Ah la recherche graphique ! C’est THE étape de création. L’étape durant laquelle on imagine le look du film.

Beaucoup d’idées naissent, mais rien n’est laissé au hasard. Tout choix esthétique trouve une justification. Pour vous montrer à quel point cela est vrai, on a sorti les exemples.

Notre dernier film, Granpa et Zoé Mission Lumière, est l’occasion de nous pencher sur elle.

À nos crayons !

La recherche graphique, c’est ce moment où les artistes sortent leurs crayons pour faire des premières propositions visuelles.

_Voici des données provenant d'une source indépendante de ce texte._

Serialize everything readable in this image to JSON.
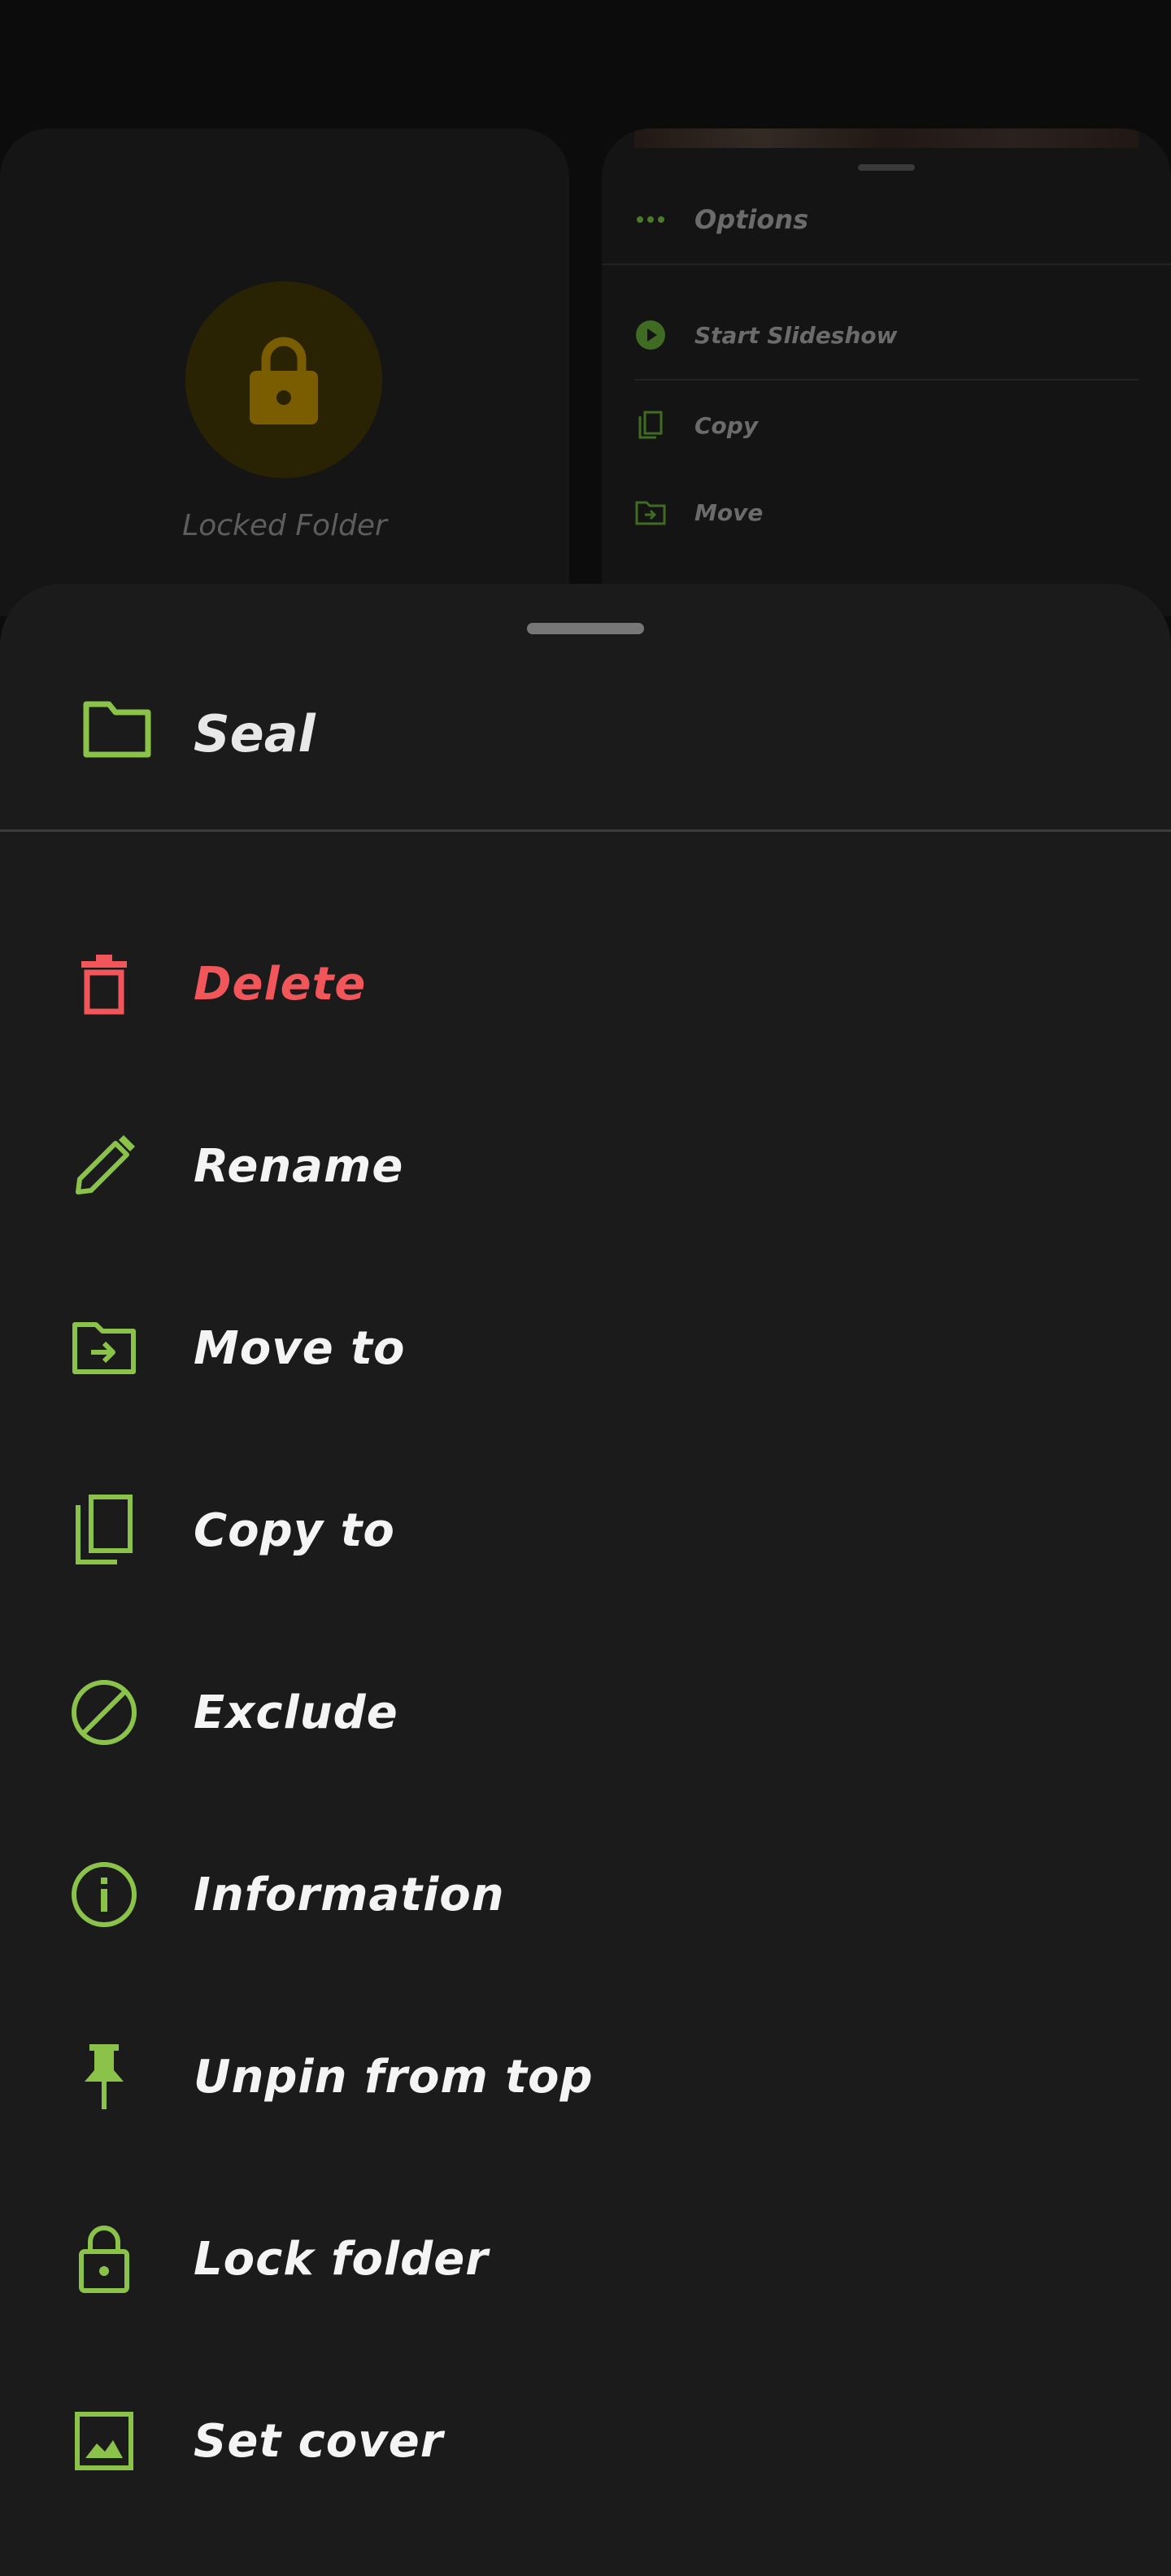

Première étape dans notre pipeline de production. Elle est une étape pleine d’échanges et de réflexions. Car beaucoup de choses se jouent à ce moment : la sympathie qu’aura un personnage auprès du public, la fonction d’un environnement, la cohérence entre tous les éléments de l’histoire. Bref, on ne cherche pas seulement à produire du beau.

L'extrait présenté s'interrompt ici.